When Garry and I were 12 and 13 (he was a year older than me), in 1947, we hit on the idea of forming our own baseball team, which we called the Falcons. We assembled a motley crew and played for a while in a Police Athletic League which scheduled games for us in nearby Harris Field. Garry and I were both avid Yankee fans and often went by subway to watch games from the bleachers –50 cents a ticket. or in the grandstands with tickets provided by the PAL. Garry played shortstop and I played second base and my hero in those days was George (Snuffy) Stirnweiss, the Yankees second baseman in 1944 and 1945, who won the batting championship with an anaemic average of 309 in 1945.
In those years, Garry had a scrapbook put together by his grandfather, which had clippings about the Yankees in the 1930s, which I devoured. and I guess helped propel me into the world of journalism where I worked my entire adult life.

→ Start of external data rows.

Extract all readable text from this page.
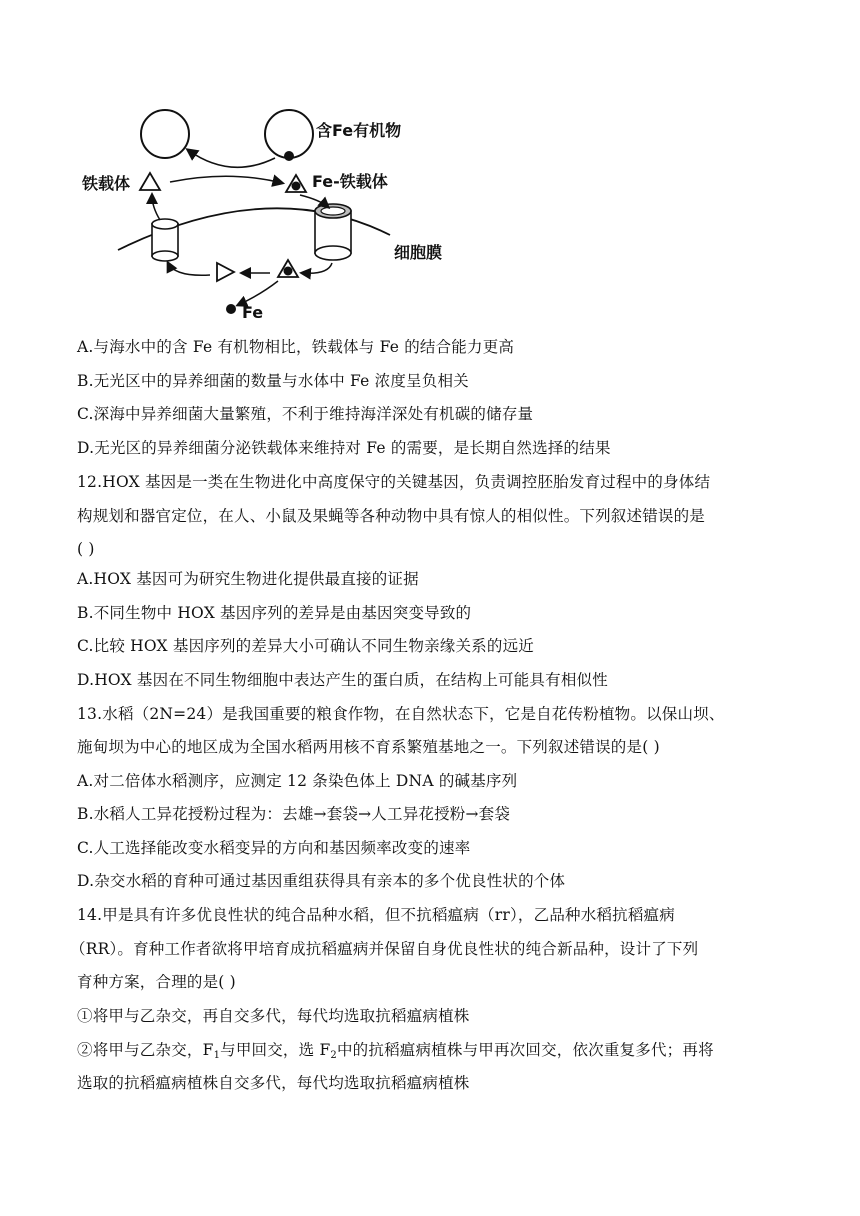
含Fe有机物
铁载体	Fe-铁载体
细胞膜
Fe
A.与海水中的含 Fe 有机物相比，铁载体与 Fe 的结合能力更高
B.无光区中的异养细菌的数量与水体中 Fe 浓度呈负相关
C.深海中异养细菌大量繁殖，不利于维持海洋深处有机碳的储存量
D.无光区的异养细菌分泌铁载体来维持对 Fe 的需要，是长期自然选择的结果
12.HOX 基因是一类在生物进化中高度保守的关键基因，负责调控胚胎发育过程中的身体结
构规划和器官定位，在人、小鼠及果蝇等各种动物中具有惊人的相似性。下列叙述错误的是
( )
A.HOX 基因可为研究生物进化提供最直接的证据
B.不同生物中 HOX 基因序列的差异是由基因突变导致的
C.比较 HOX 基因序列的差异大小可确认不同生物亲缘关系的远近
D.HOX 基因在不同生物细胞中表达产生的蛋白质，在结构上可能具有相似性
13.水稻（2N=24）是我国重要的粮食作物，在自然状态下，它是自花传粉植物。以保山坝、
施甸坝为中心的地区成为全国水稻两用核不育系繁殖基地之一。下列叙述错误的是( )
A.对二倍体水稻测序，应测定 12 条染色体上 DNA 的碱基序列
B.水稻人工异花授粉过程为：去雄→套袋→人工异花授粉→套袋
C.人工选择能改变水稻变异的方向和基因频率改变的速率
D.杂交水稻的育种可通过基因重组获得具有亲本的多个优良性状的个体
14.甲是具有许多优良性状的纯合品种水稻，但不抗稻瘟病（rr），乙品种水稻抗稻瘟病
（RR）。育种工作者欲将甲培育成抗稻瘟病并保留自身优良性状的纯合新品种，设计了下列
育种方案，合理的是( )
①将甲与乙杂交，再自交多代，每代均选取抗稻瘟病植株
②将甲与乙杂交，$F_1$与甲回交，选 $F_2$中的抗稻瘟病植株与甲再次回交，依次重复多代；再将
选取的抗稻瘟病植株自交多代，每代均选取抗稻瘟病植株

In 1948. my family moved to New Rochelle, N.Y. where I went to high school and I got my first journalistic job writing sports for the New Rochelle Standard-Star (now defunct). Garry went to DeWitt Clinton High School which was walking distance from our apartment house. And then he went to Northwestern University to study journalism. When Garry turned 50 in 1984, he invited all the Falcons he could find to his home in Hollywood for a weekend birthday celebration. He paid for everyone’s plane tickets and motel rooms. I did not see Penny there. Garry and I also met a few times in New York during the ensuing years. I am truly sorry that we did not keep in closer contact during his days in Hollywood.